With Omicron, a state wide test positivity rate of 33%, a county rate of 25%, and having face to face classes, I prepared for the semester in other ways. After doing some research I spent the money on MERV-13 filters and with the two box fans I already owned I created Corsi-Rosenthal boxes.  K-12 teachers started using them out west to keep smoke out of classrooms. There are a lot of different versions. Some just put filters straight on a box fan, some create a triangle of filters on the back of the box fan, the most popular form seems to be what I did, and is shown below, a cardboard bottom, filters on the sides, then a box fan. Some show the box fan on the side, some on top. 

The filters are a bit pricey, roughly $60 for a pack of 4 (needed for one unit) but from what I've read are good for 3-6 months, a semester. I used the cardboard from the box the filters came in, and then duct tape to seal it all, put it together.

I also read that one is good, two is better, and if you have two, put them on a diagonal from each other, which I did.

I will be the first to admit that I don't really understand the numbers of particles per whatever. I have read that some scientists report an 85% reduction of Covid. All that I've read show a significant reduction. And that's good enough for me. It's another mitigation effort.
It took me about 20 minutes to do the first one, the second one went faster. It would have gone faster with two people, having someone else to hold stuff together while I taped would have been good.

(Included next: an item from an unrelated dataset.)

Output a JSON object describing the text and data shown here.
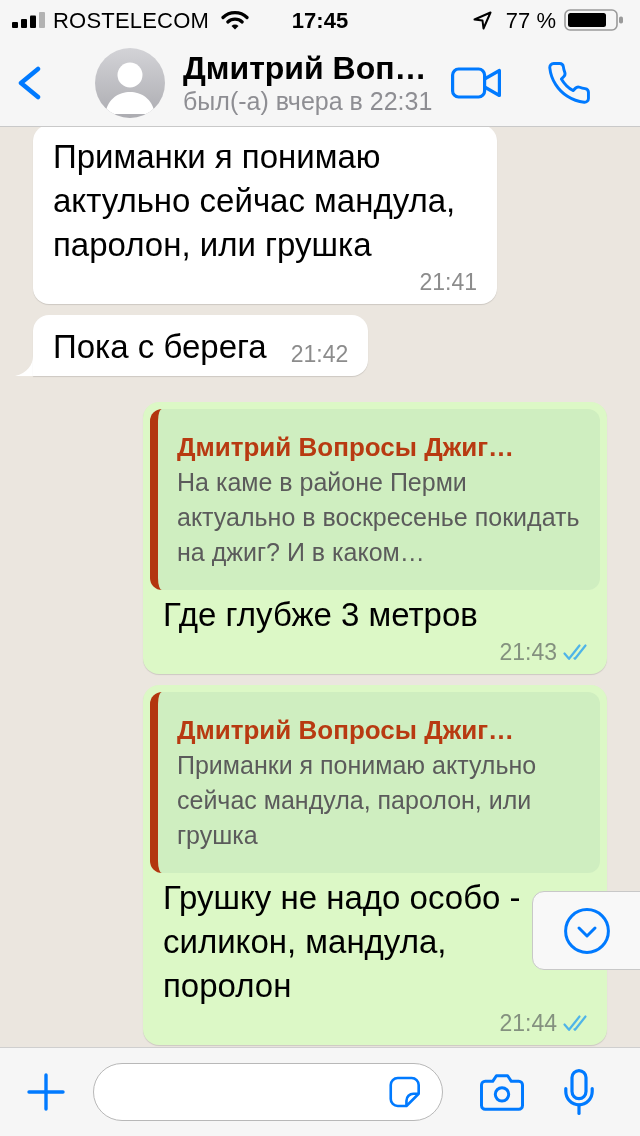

I set the fans to a 2 setting (medium) since some of what I read said not to put them on high, it can place stress on the fan. Because one of the fans has the switch on the back, inside the filter box, so not accessible, I just plug them in before class and then unplug them after class. On Tuesday, Thursdays I teach 11-1220, 2-320, but get to campus around 10a, so go upstairs, plug in, then let them run until after class. On Wednesday I have office hours 3-5p so plug in when I get there, and unplug when seminar ends at 8p.

I've always worked hard on my classroom's environment. I think it matters, a lot. I think too especially with the pandemic continuing, trauma being cumulative, everyone being exhausted, anxious, stressed, that it matters even more. If unicorn pens, coloring with markers, a good smelling room, makes the space a little nicer, more comfortable, makes it a little easier, better, for students, than all for the good. It certainly can't hurt, and if nothing else provides a better, more supportive learning environment.


UPDATED

I realized first night of seminar that everyone was looking at me and it influenced the conversation.

So I moved things around to this. The interior square seats 16, my seminar is 12, my Comp classes are 20-25 this semester. It took some fiddling to make sure the outside square tables had enough space for me to walk, look at work, talk to students, but it's working well. I also put up cork strips for student work, and as the semester goes on you can see more anchor charts go up. Students have also asked for things, like a pencil sharpener, so I'm working on that.

The room is still a million degrees, but this set up works well.